For when you only have a minute.
Protecting Langley's Waters on World Ocean's Day
Today (June 8th) is World Oceans Day. Our planet’s oceans are life-sustaining ecosystems that need careful stewardship if they are to continue to be healthy as the world’s population continues to grow and its resources continue to be used. Community development plays a huge role in ensuring the oceans are protected, and this is especially true in a community like Langley, which has over 700 creeks, rivers, and streams, which all play a role in the greater marine ecosystem we all depend on. We saw the lowest abundance of Pacific salmon in four decades last year, and with creeks and streams and rivers all serving as spawning grounds as well as habitat for an abundance of creatures, we need to do a better job of protecting and enhancing these watercourses.

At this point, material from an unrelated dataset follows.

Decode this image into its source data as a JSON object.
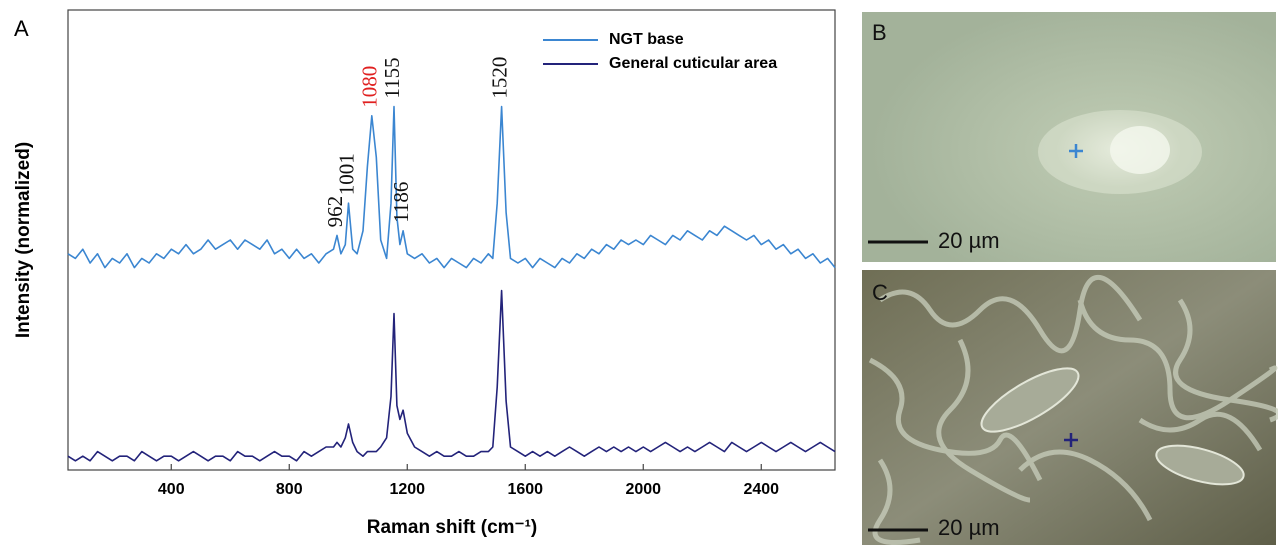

On the other hand, we need to accept that generally speaking, developers are building to make money. There are some that put a lot of value in how their developments contribute to the neighbourhood they’re in, as well as how their projects fit into the bigger community picture. It’s unrealistic to expect developers who have land next to watercourses to be altruistic in how they approach watercourse protection, and as long as we depend on private developers for the majority of our housing, the right combination of incentives and disincentives could be used to better protect Langley’s waters. First and foremost, enhancement within setback space from watercourses needs to be strongly enforced and as much as possible, flexing setbacks should be avoided. In exchange for protecting trees and securing as large setbacks from watercourses as possible, developers should be able to move to a denser form of housing (single-family homes to townhomes, townhomes to apartments, etc.). This would enable actual clustering of homes (which the Township supposedly supports, but does very little to encourage), resulting in a smaller total building footprint, protecting more of the natural environment.